Vita Chiesa
BENEDETTO XVI AFFIDA A SAN GIUSEPPE GIOVANI IN CERCA DI LAVORO E DISOCCUPATI
L’immagine di San Giuseppe, che umilmente ha curato la Sacra Famiglia ed è stato esempio dell’uomo che lavora è stato al centro dei due incontri che Benedetto XVI ha avuto oggi, celebrando al mattino, in San Pietro, la messa per i lavoratori e salutando le 50mila persone presenti in Piazza San Pietro per la recita dell’Angelus. Due appuntamenti che hanno anche dato modo ai fedeli di fare al Papa gli auguri per il odierno onomastico, che per questo ha varie volte ringraziato.
Il lavoro riveste primaria importanza per la realizzazione dell’uomo e per lo sviluppo della società, ha detto il Papa che, nella messa celebrata in basilica per le associazioni ed i gruppi di lavoratori cristiani ha avuto un pensiero per i giovani in cerca di occupazione e per chi il lavoro non ha più, ma al tempo stesso, è indispensabile che l’uomo non si lasci asservire dal lavoro, che non lo idolatri, pretendendo di trovare in esso il senso ultimo e definitivo della vita.
Dall’esempio di San Giuseppe, che pur rimanendo piuttosto nascosto, riveste nella storia della salvezza un’importanza fondamentale, ha aggiunto prima della recita del’Angelus, viene a tutti noi un forte invito a svolgere con fedeltà, semplicità e modestia il compito che la Provvidenza ci ha assegnato. Penso anzitutto ai padri e alle madri di famiglia, e prego perché sappiano sempre apprezzare la bellezza di una vita semplice e laboriosa, coltivando con premura la relazione coniugale e compiendo con entusiasmo la grande e non facile missione educativa. Ai sacerdoti, che esercitano la paternità nei confronti delle comunità ecclesiali San Giuseppe ottenga di amare la Chiesa con affetto e piena dedizione, e sostenga le persone consacrate nella loro gioiosa e fedele osservanza dei consigli evangelici di povertà, castità e obbedienza. Protegga i lavoratori di tutto il mondo, perché contribuiscano con le loro varie professioni al progresso dell’intera umanità, e aiuti ogni cristiano a realizzare con fiducia e con amore la volontà di Dio, cooperando così al compimento dell’opera della Salvezza.
Ma il lavoro, nella riflessione di Benedetto XVI, va legato anche alla preghiera ed al riposo.

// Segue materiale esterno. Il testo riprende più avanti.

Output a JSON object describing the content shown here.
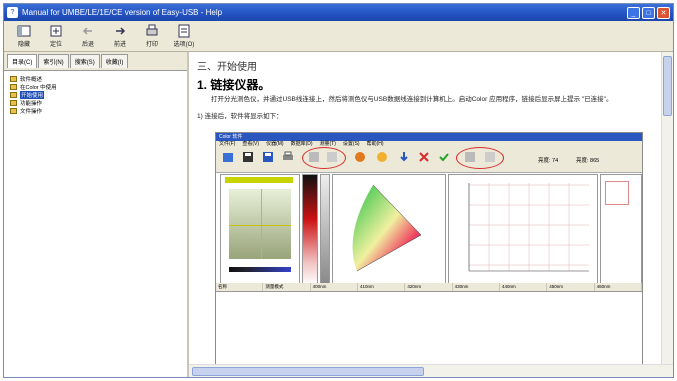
{
  "window": {
    "title": "Manual for UMBE/LE/1E/CE version of Easy-USB - Help",
    "icon": "help-book-icon",
    "buttons": [
      "minimize",
      "maximize",
      "close"
    ]
  },
  "toolbar": {
    "items": [
      {
        "label": "隐藏",
        "icon": "hide-icon"
      },
      {
        "label": "定位",
        "icon": "locate-icon"
      },
      {
        "label": "后退",
        "icon": "back-icon"
      },
      {
        "label": "前进",
        "icon": "forward-icon"
      },
      {
        "label": "打印",
        "icon": "print-icon"
      },
      {
        "label": "选项(O)",
        "icon": "options-icon"
      }
    ]
  },
  "sidebar": {
    "tabs": [
      "目录(C)",
      "索引(N)",
      "搜索(S)",
      "收藏(I)"
    ],
    "active_tab": "目录(C)",
    "tree": [
      {
        "label": "软件概述"
      },
      {
        "label": "在Color 中使用"
      },
      {
        "label": "开始使用",
        "selected": true
      },
      {
        "label": "功能操作"
      },
      {
        "label": "文件操作"
      }
    ]
  },
  "content": {
    "section_title": "三、开始使用",
    "step_title": "1. 链接仪器。",
    "step_text": "打开分光测色仪，并通过USB线连接上，然后将测色仪与USB数据线连接到计算机上。启动Color 应用程序，链接后显示屏上提示 \"已连接\"。",
    "substep_text": "1) 连接后，软件将显示如下：",
    "embedded": {
      "title": "Color 软件",
      "menu": [
        "文件(F)",
        "查看(V)",
        "仪器(M)",
        "数据库(D)",
        "测量(T)",
        "设置(S)",
        "帮助(H)"
      ],
      "toolbar_labels": [
        "打开",
        "保存",
        "另存",
        "打印",
        "黑校正",
        "白校正",
        "测量",
        "平均",
        "删除",
        "确认"
      ],
      "status_left": "亮度: 74",
      "status_right": "亮度: 865",
      "grid_headers": [
        "名称",
        "测量模式",
        "400nm",
        "410nm",
        "420nm",
        "430nm",
        "440nm",
        "450nm",
        "460nm"
      ],
      "chart_ticks": [
        "400nm",
        "450nm",
        "500nm",
        "550nm",
        "600nm",
        "650nm",
        "700nm"
      ]
    }
  },
  "colors": {
    "title_bar": "#2251c0",
    "highlight": "#d82a2a",
    "selection": "#1c4cb4"
  }
}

Sono temi che egli ha affrontato nel corso della messa di questa mattina, prendendo spunto dalle letture bibliche. Dice il testo: Io sono il Signore tuo Dio, che ti ho fatto uscire dal paese d’Egitto, dalla condizione di schiavitù’ (Es 20,2). Il Decalogo dunque vuole essere una conferma della libertà conquistata. In effetti i comandamenti, a guardarli in profondità, sono il mezzo che il Signore ci dona per difendere la nostra libertà sia dai condizionamenti interni delle passioni che dai soprusi esterni dei malintenzionati. I no dei comandamenti sono altrettanti sì alla crescita di un’autentica libertà. C’è una seconda dimensione del Decalogo che pure va sottolineata: mediante la Legge data per mano di Mosè, il Signore rivela di voler stringere con Israele un patto di alleanza. La Legge, dunque, più che un’imposizione è un dono. Più che comandare ciò che l’uomo deve fare, essa vuol rendere manifesta a tutti la scelta di Dio: Egli sta dalla parte del popolo eletto; lo ha liberato dalla schiavitù e lo circonda con la sua bontà misericordiosa. Il Decalogo è testimonianza di un amore di predilezione.
Nella Bibbia, però, c’è anche la raccmandazione a santificare il giorno del riposo, in cui l’uomo comprende meglio il senso della sua esistenza ed anche dell’attività lavorativa. Si può, pertanto, affermare che l’insegnamento biblico sul lavoro trova il suo coronamento nel comandamento del riposo.